Home >>Distributed DBMS Tutorial >DDBMS - Query Optimization in Distributed Systems
Processing a query in a distributed database system consists of optimization at both the global and local levels. The query reaches the client or control site of the database system. Here, the user is validated, the query is checked, translated, and globally optimized.
You may represent the architecture as –
As follows, the process of mapping global queries to local ones can be realized
For example, let us consider that according to the area, the following project schema is horizontally fragmented, the cities being New Delhi, Kolkata and Hyderabad.
PROJECT
PId | City | Department | Status |
---|
Suppose there is a query for all projects whose status is "Ongoing" to retrieve details.

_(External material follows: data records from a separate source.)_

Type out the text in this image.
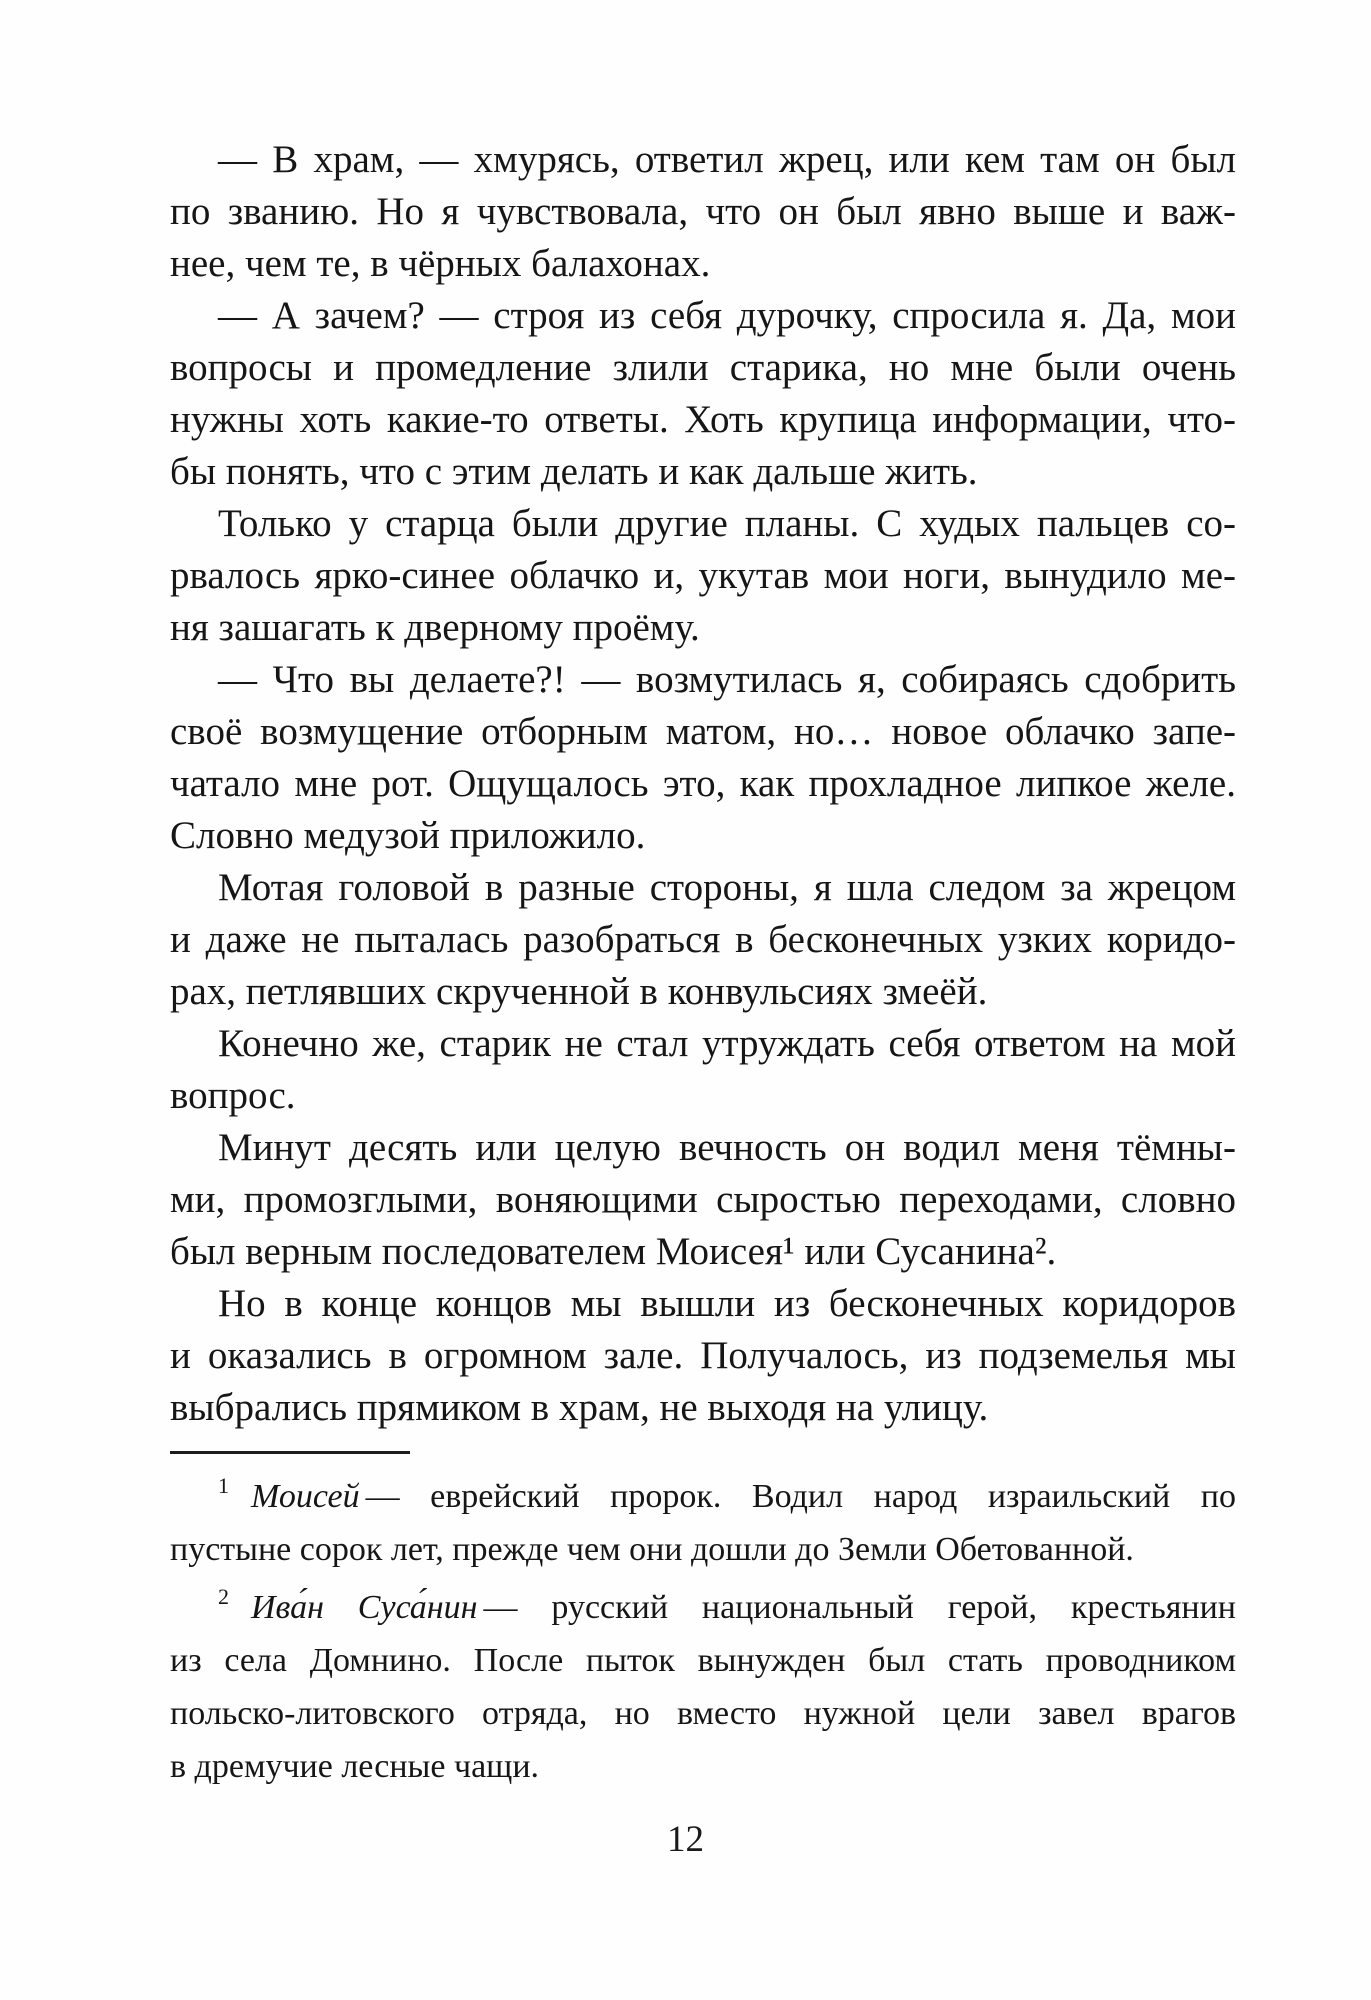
— В храм, — хмурясь, ответил жрец, или кем там он был
по званию. Но я чувствовала, что он был явно выше и важ-
нее, чем те, в чёрных балахонах.
— А зачем? — строя из себя дурочку, спросила я. Да, мои
вопросы и промедление злили старика, но мне были очень
нужны хоть какие-то ответы. Хоть крупица информации, что-
бы понять, что с этим делать и как дальше жить.
Только у старца были другие планы. С худых пальцев со-
рвалось ярко-синее облачко и, укутав мои ноги, вынудило ме-
ня зашагать к дверному проёму.
— Что вы делаете?! — возмутилась я, собираясь сдобрить
своё возмущение отборным матом, но… новое облачко запе-
чатало мне рот. Ощущалось это, как прохладное липкое желе.
Словно медузой приложило.
Мотая головой в разные стороны, я шла следом за жрецом
и даже не пыталась разобраться в бесконечных узких коридо-
рах, петлявших скрученной в конвульсиях змеёй.
Конечно же, старик не стал утруждать себя ответом на мой
вопрос.
Минут десять или целую вечность он водил меня тёмны-
ми, промозглыми, воняющими сыростью переходами, словно
был верным последователем Моисея¹ или Сусанина².
Но в конце концов мы вышли из бесконечных коридоров
и оказались в огромном зале. Получалось, из подземелья мы
выбрались прямиком в храм, не выходя на улицу.
1 Моисей — еврейский пророк. Водил народ израильский по
пустыне сорок лет, прежде чем они дошли до Земли Обетованной.
2 Ива́н Суса́нин — русский национальный герой, крестьянин
из села Домнино. После пыток вынужден был стать проводником
польско-литовского отряда, но вместо нужной цели завел врагов
в дремучие лесные чащи.
12
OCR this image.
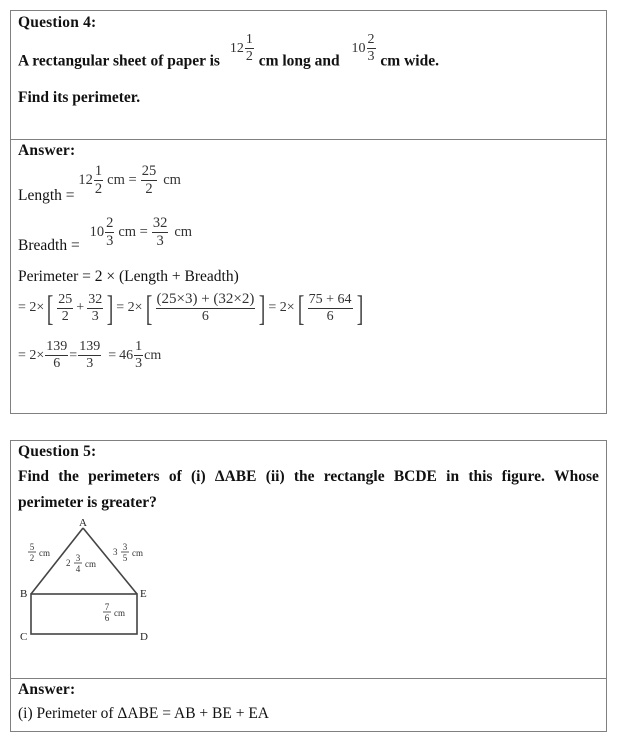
Question 4:
A rectangular sheet of paper is
$12 \frac{1}{2}$ cm long and
$10 \frac{2}{3}$ cm wide.
Find its perimeter.
Answer:
Length =
$12 \frac{1}{2}$ cm = $\frac{25}{2}$ cm
Breadth =
$10 \frac{2}{3}$ cm = $\frac{32}{3}$ cm
Perimeter = 2 × (Length + Breadth)
= 2× [ $\frac{25}{2} + \frac{32}{3}$ ] = 2× [ $\frac{(25\times 3) + (32\times 2)}{6}$ ] = 2× [ $\frac{75 + 64}{6}$ ]
= $2\times \frac{139}{6} = \frac{139}{3} = 46 \frac{1}{3}$ cm
Question 5:
Find the perimeters of (i) ΔABE (ii) the rectangle BCDE in this figure. Whose
perimeter is greater?
A
B
C	D
E
5
2 cm
2 3
4 cm
3 3
5 cm
7
6 cm
Answer:
(i) Perimeter of ΔABE = AB + BE + EA
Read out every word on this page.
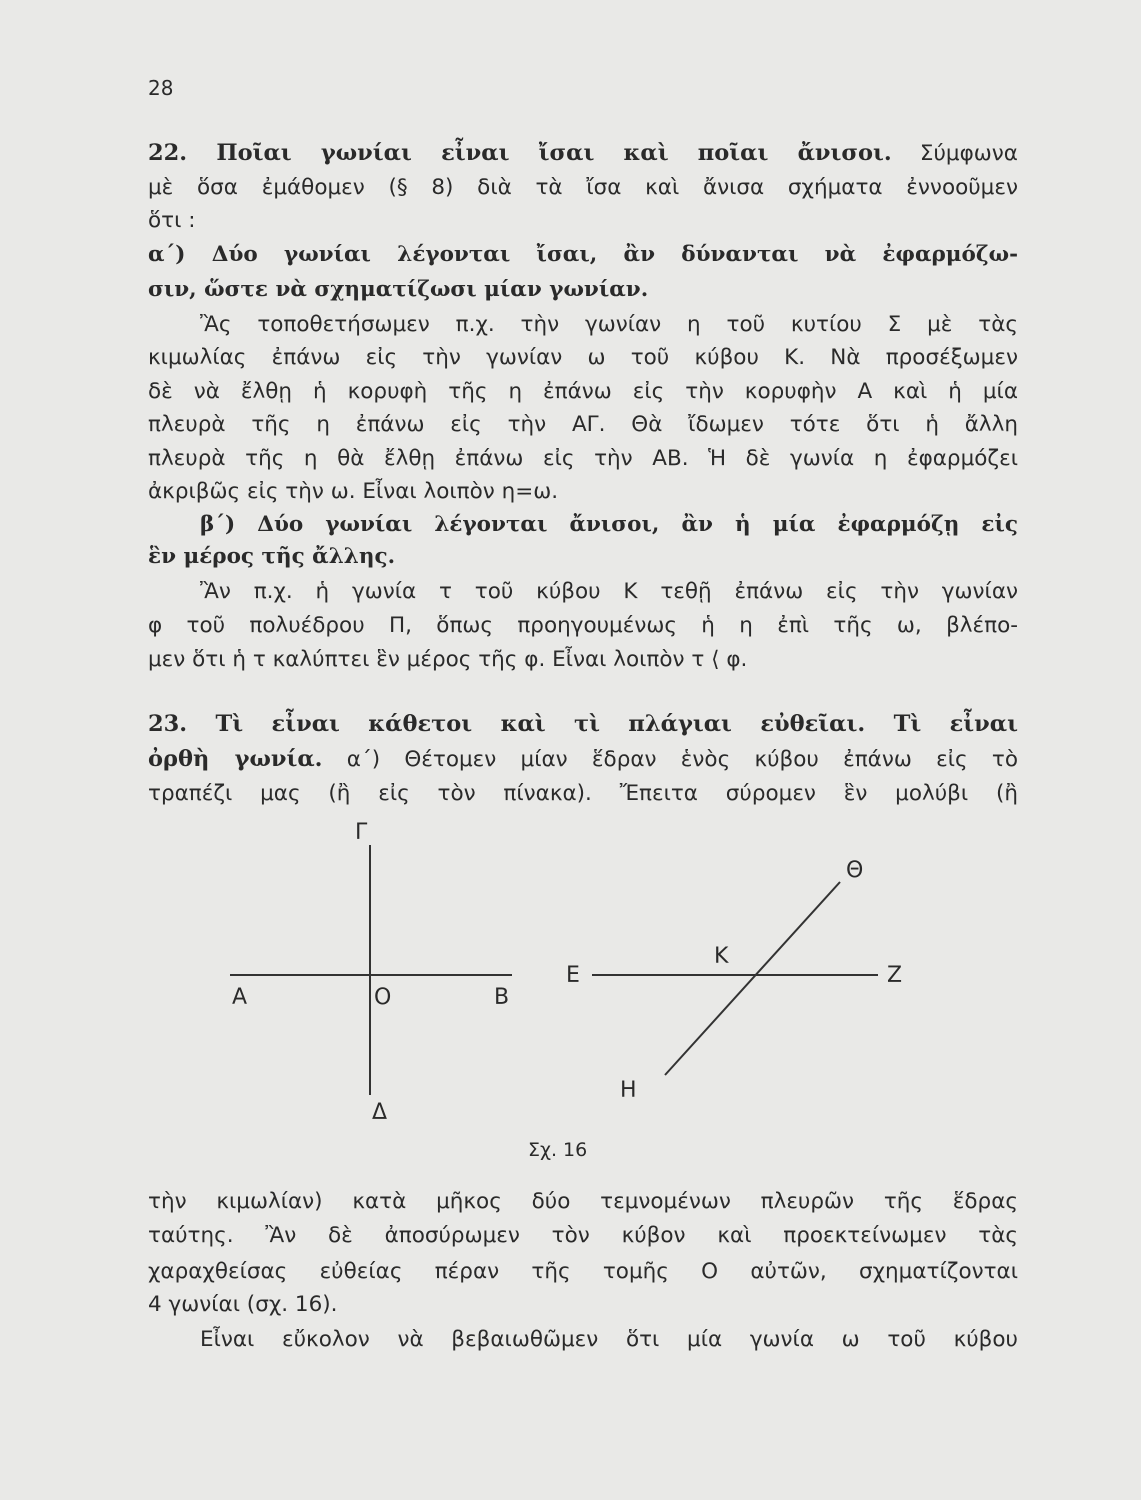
28
22. Ποῖαι γωνίαι εἶναι ἴσαι καὶ ποῖαι ἄνισοι. Σύμφωνα
μὲ ὅσα ἐμάθομεν (§ 8) διὰ τὰ ἴσα καὶ ἄνισα σχήματα ἐννοοῦμεν
ὅτι :
α΄) Δύο γωνίαι λέγονται ἴσαι, ἂν δύνανται νὰ ἐφαρμόζω-
σιν, ὥστε νὰ σχηματίζωσι μίαν γωνίαν.
Ἂς τοποθετήσωμεν π.χ. τὴν γωνίαν η τοῦ κυτίου Σ μὲ τὰς
κιμωλίας ἐπάνω εἰς τὴν γωνίαν ω τοῦ κύβου Κ. Νὰ προσέξωμεν
δὲ νὰ ἔλθῃ ἡ κορυφὴ τῆς η ἐπάνω εἰς τὴν κορυφὴν Α καὶ ἡ μία
πλευρὰ τῆς η ἐπάνω εἰς τὴν ΑΓ. Θὰ ἴδωμεν τότε ὅτι ἡ ἄλλη
πλευρὰ τῆς η θὰ ἔλθῃ ἐπάνω εἰς τὴν ΑΒ. Ἡ δὲ γωνία η ἐφαρμόζει
ἀκριβῶς εἰς τὴν ω. Εἶναι λοιπὸν η=ω.
β΄) Δύο γωνίαι λέγονται ἄνισοι, ἂν ἡ μία ἐφαρμόζῃ εἰς
ἓν μέρος τῆς ἄλλης.
Ἂν π.χ. ἡ γωνία τ τοῦ κύβου Κ τεθῇ ἐπάνω εἰς τὴν γωνίαν
φ τοῦ πολυέδρου Π, ὅπως προηγουμένως ἡ η ἐπὶ τῆς ω, βλέπο-
μεν ὅτι ἡ τ καλύπτει ἓν μέρος τῆς φ. Εἶναι λοιπὸν τ ⟨ φ.
23. Τὶ εἶναι κάθετοι καὶ τὶ πλάγιαι εὐθεῖαι. Τὶ εἶναι
ὀρθὴ γωνία. α΄) Θέτομεν μίαν ἕδραν ἑνὸς κύβου ἐπάνω εἰς τὸ
τραπέζι μας (ἢ εἰς τὸν πίνακα). Ἔπειτα σύρομεν ἓν μολύβι (ἢ
Γ
Α	Ο	Β
Δ
Ε	Ζ
Κ
Θ
Η
Σχ. 16
τὴν κιμωλίαν) κατὰ μῆκος δύο τεμνομένων πλευρῶν τῆς ἕδρας
ταύτης. Ἂν δὲ ἀποσύρωμεν τὸν κύβον καὶ προεκτείνωμεν τὰς
χαραχθείσας εὐθείας πέραν τῆς τομῆς Ο αὐτῶν, σχηματίζονται
4 γωνίαι (σχ. 16).
Εἶναι εὔκολον νὰ βεβαιωθῶμεν ὅτι μία γωνία ω τοῦ κύβου
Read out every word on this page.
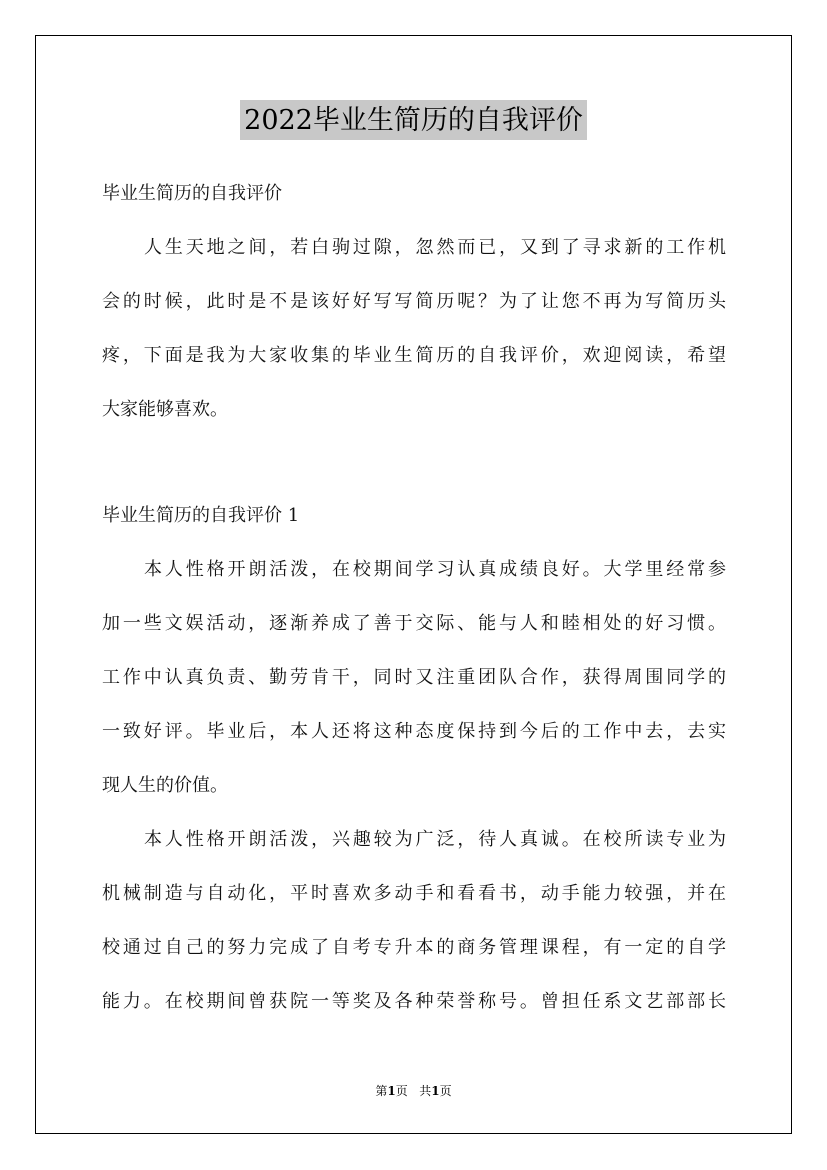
2022毕业生简历的自我评价
毕业生简历的自我评价
人生天地之间，若白驹过隙，忽然而已，又到了寻求新的工作机
会的时候，此时是不是该好好写写简历呢？为了让您不再为写简历头
疼，下面是我为大家收集的毕业生简历的自我评价，欢迎阅读，希望
大家能够喜欢。
毕业生简历的自我评价 1
本人性格开朗活泼，在校期间学习认真成绩良好。大学里经常参
加一些文娱活动，逐渐养成了善于交际、能与人和睦相处的好习惯。
工作中认真负责、勤劳肯干，同时又注重团队合作，获得周围同学的
一致好评。毕业后，本人还将这种态度保持到今后的工作中去，去实
现人生的价值。
本人性格开朗活泼，兴趣较为广泛，待人真诚。在校所读专业为
机械制造与自动化，平时喜欢多动手和看看书，动手能力较强，并在
校通过自己的努力完成了自考专升本的商务管理课程，有一定的自学
能力。在校期间曾获院一等奖及各种荣誉称号。曾担任系文艺部部长
第1页   共1页
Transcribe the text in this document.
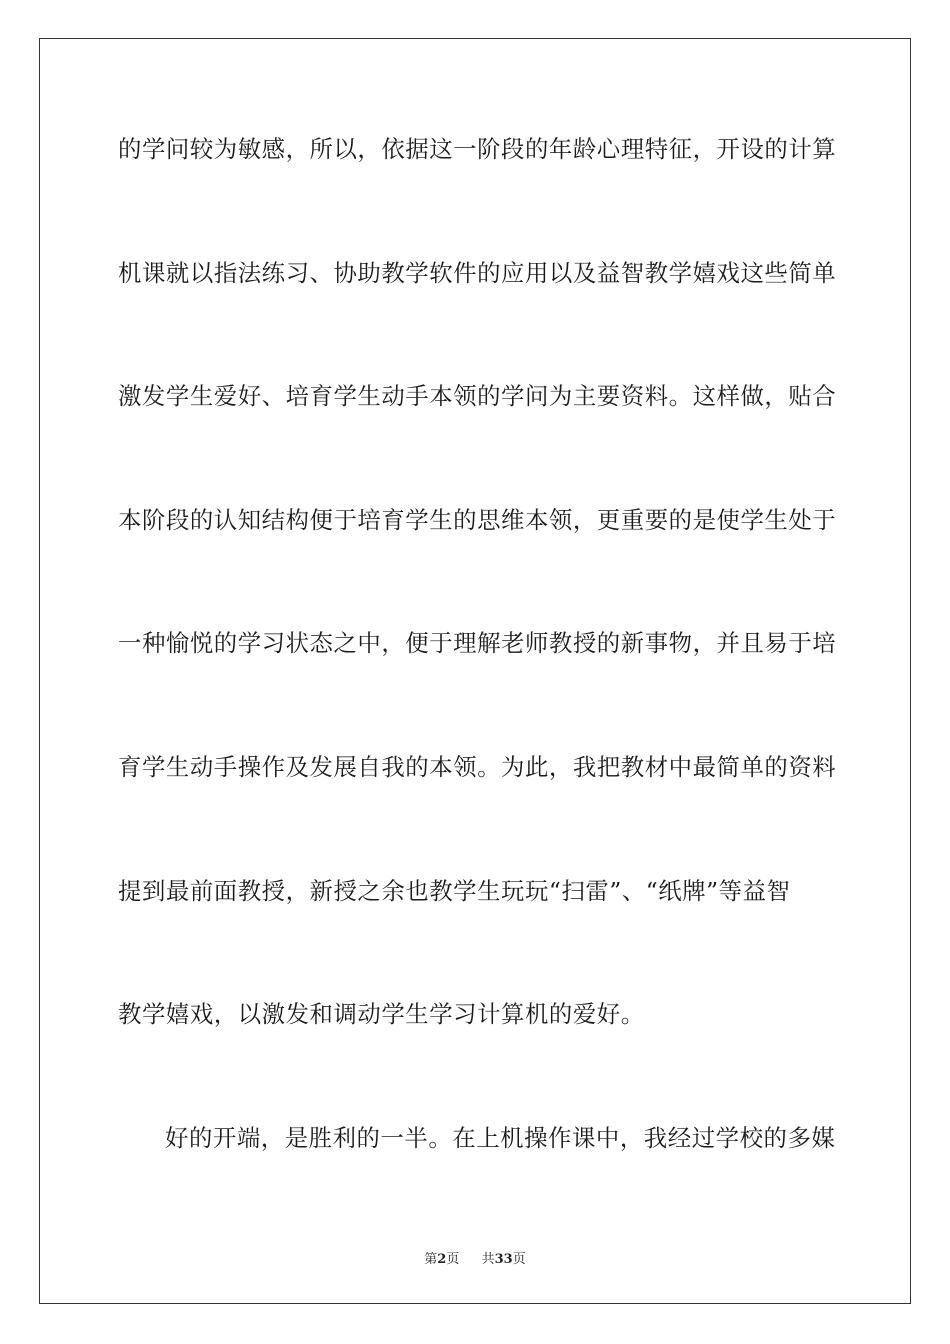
的学问较为敏感，所以，依据这一阶段的年龄心理特征，开设的计算
机课就以指法练习、协助教学软件的应用以及益智教学嬉戏这些简单
激发学生爱好、培育学生动手本领的学问为主要资料。这样做，贴合
本阶段的认知结构便于培育学生的思维本领，更重要的是使学生处于
一种愉悦的学习状态之中，便于理解老师教授的新事物，并且易于培
育学生动手操作及发展自我的本领。为此，我把教材中最简单的资料
提到最前面教授，新授之余也教学生玩玩“扫雷”、“纸牌”等益智
教学嬉戏，以激发和调动学生学习计算机的爱好。
好的开端，是胜利的一半。在上机操作课中，我经过学校的多媒
第2页 共33页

The global query will be &inus;
$$\sigma_{status} = {\small "ongoing"}^{(PROJECT)}$$
Query in New Delhi’s server will be −
$$\sigma_{status} = {\small "ongoing"}^{({NewD}_-{PROJECT})}$$
Query in Kolkata’s server will be −
$$\sigma_{status} = {\small "ongoing"}^{({Kol}_-{PROJECT})}$$
Query in Hyderabad’s server will be −
$$\sigma_{status} = {\small "ongoing"}^{({Hyd}_-{PROJECT})}$$
In order to get the overall result, we need to union the results of the three queries as follows −
$\sigma_{status} = {\small "ongoing"}^{({NewD}_-{PROJECT})} \cup \sigma_{status} = {\small "ongoing"}^{({kol}_-{PROJECT})} \cup \sigma_{status} = {\small "ongoing"}^{({Hyd}_-{PROJECT})}$
Distributed query optimization involves a large number of query trees to be evaluated, each of which produces the necessary query results. This is largely due to the existence of large amounts of repeated and fragmented information. The goal, therefore, is to find an optimal solution rather than the best solution.
The main problems for optimizing distributed queries are −
Optimal Utilization of Resources in the Distributed System
In order to perform the operations pertaining to a query, a distributed system has a variety of database servers on different sites. The methods for efficient use of resources are below.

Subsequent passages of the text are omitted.